Every morning in grade 6, we would file into the classroom, sit at our desks like the perfect angels we were, pull out our journal books and write to a prompt written in that beautiful cursive that only elementary school teachers seem to have mastered.  That and “silent reading” after lunch were my two favourite times of the day.

It was during this activity that I was introduced to the Feeling Poem.  My teacher would give us a feeling and the following template and we had to spend journal time constructing a poem.

Here’s the template:

__(feeling)________ is a __(colour)_________.

It smells like ___________________________.

It tastes like ___________________________.

And reminds me of ______________________.

It sounds like __________________________.
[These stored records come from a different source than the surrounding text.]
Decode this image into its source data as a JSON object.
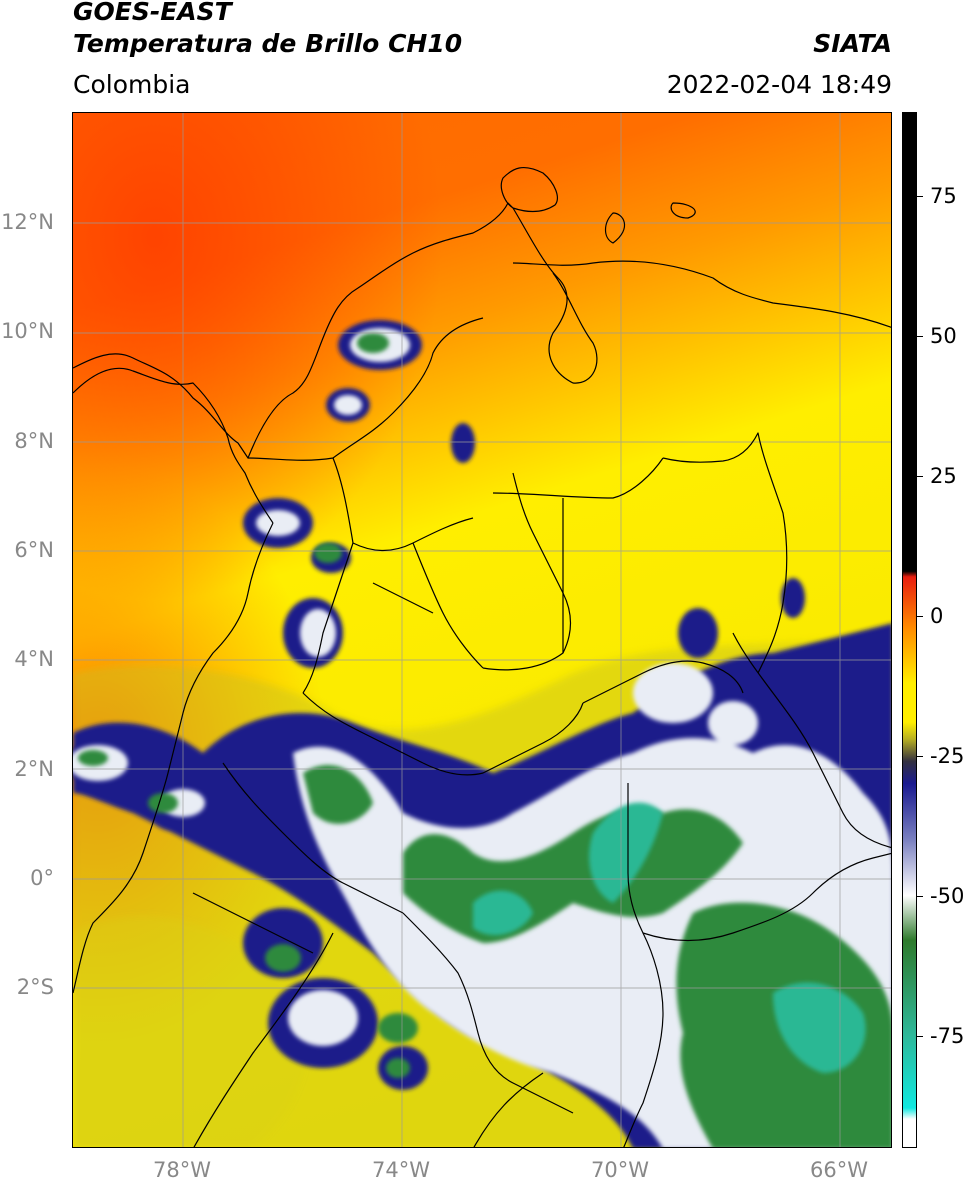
{
  "header": {
    "title_line1": "GOES-EAST",
    "title_line2": "Temperatura de Brillo CH10",
    "region": "Colombia",
    "source": "SIATA",
    "datetime": "2022-02-04 18:49"
  },
  "map": {
    "lat_labels": [
      "12°N",
      "10°N",
      "8°N",
      "6°N",
      "4°N",
      "2°N",
      "0°",
      "2°S"
    ],
    "lon_labels": [
      "78°W",
      "74°W",
      "70°W",
      "66°W"
    ],
    "grid": true,
    "colors": {
      "warm_red": "#ff4a00",
      "orange": "#ff8c00",
      "yellow": "#ffee00",
      "olive": "#bfb920",
      "navy": "#1a1a8c",
      "white_cloud": "#e8ecf4",
      "green": "#2d8a3a",
      "teal": "#2ab894",
      "coast": "#000000"
    }
  },
  "colorbar": {
    "labels": [
      "75",
      "50",
      "25",
      "0",
      "-25",
      "-50",
      "-75"
    ],
    "values": [
      75,
      50,
      25,
      0,
      -25,
      -50,
      -75
    ],
    "range": [
      -95,
      90
    ],
    "stops": [
      {
        "value": 90,
        "color": "#000000"
      },
      {
        "value": 8,
        "color": "#000000"
      },
      {
        "value": 7,
        "color": "#e81e10"
      },
      {
        "value": -2,
        "color": "#ff8a00"
      },
      {
        "value": -12,
        "color": "#ffee00"
      },
      {
        "value": -19,
        "color": "#ffee00"
      },
      {
        "value": -22,
        "color": "#b8b020"
      },
      {
        "value": -26,
        "color": "#333040"
      },
      {
        "value": -30,
        "color": "#1a1a90"
      },
      {
        "value": -40,
        "color": "#7a80c0"
      },
      {
        "value": -50,
        "color": "#ffffff"
      },
      {
        "value": -58,
        "color": "#2e7a2c"
      },
      {
        "value": -75,
        "color": "#2eb89a"
      },
      {
        "value": -88,
        "color": "#10e8e0"
      },
      {
        "value": -90,
        "color": "#ffffff"
      },
      {
        "value": -95,
        "color": "#ffffff"
      }
    ]
  }
}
_(feeling)______ makes me want to _________.

Here are my examples from 1990:

Joy is a bright pink.

It smells like a fresh bouquet of flowers.

Photo Credit: Taslim Jaffer

It tastes like a delicious watermelon.

And reminds me of vacations.

It sounds like a sweet melody on the piano.

Joy makes me want to sing.


Anger is bright red.

It smells like the City Dump.

It tastes like hot, hot pepper.

And reminds me of a kettle boiling.

It sounds like a huge wave hitting the rocks.

Anger makes me want to scream real loud.


Today I might write about those feelings a little differently, having gained a few years of experience with joy and anger since then.  In fact, there are endless poems about each feeling waiting to be written.  So, your task this week is to sit with a feeling – maybe the one you are feeling in the moment – and consider it with each of your senses as this poem prompts you to do. 

The benefits of this simple task are numerous.  Here are some:

  • It will give you a chance to explore an emotion that you may otherwise overlook, bury or pay little attention to.
  • Spending time with your emotions is one part of a balanced, healthy life.
  • It will bring out your creative side as you dive into that part of you that is bursting to express itself.
  • It can give you some insight into the sights, sounds, smells etc that you attach to a particular feeling.
  • It is FUN!  Isn’t that enough of a reason?

If you have a school-aged child, why not try this activity with them?  You can each write your own poems and share them.

I’ll log this task with the other Tuesday Tasks.  Have fun with it and do it often – they can be a healthy, creative addiction!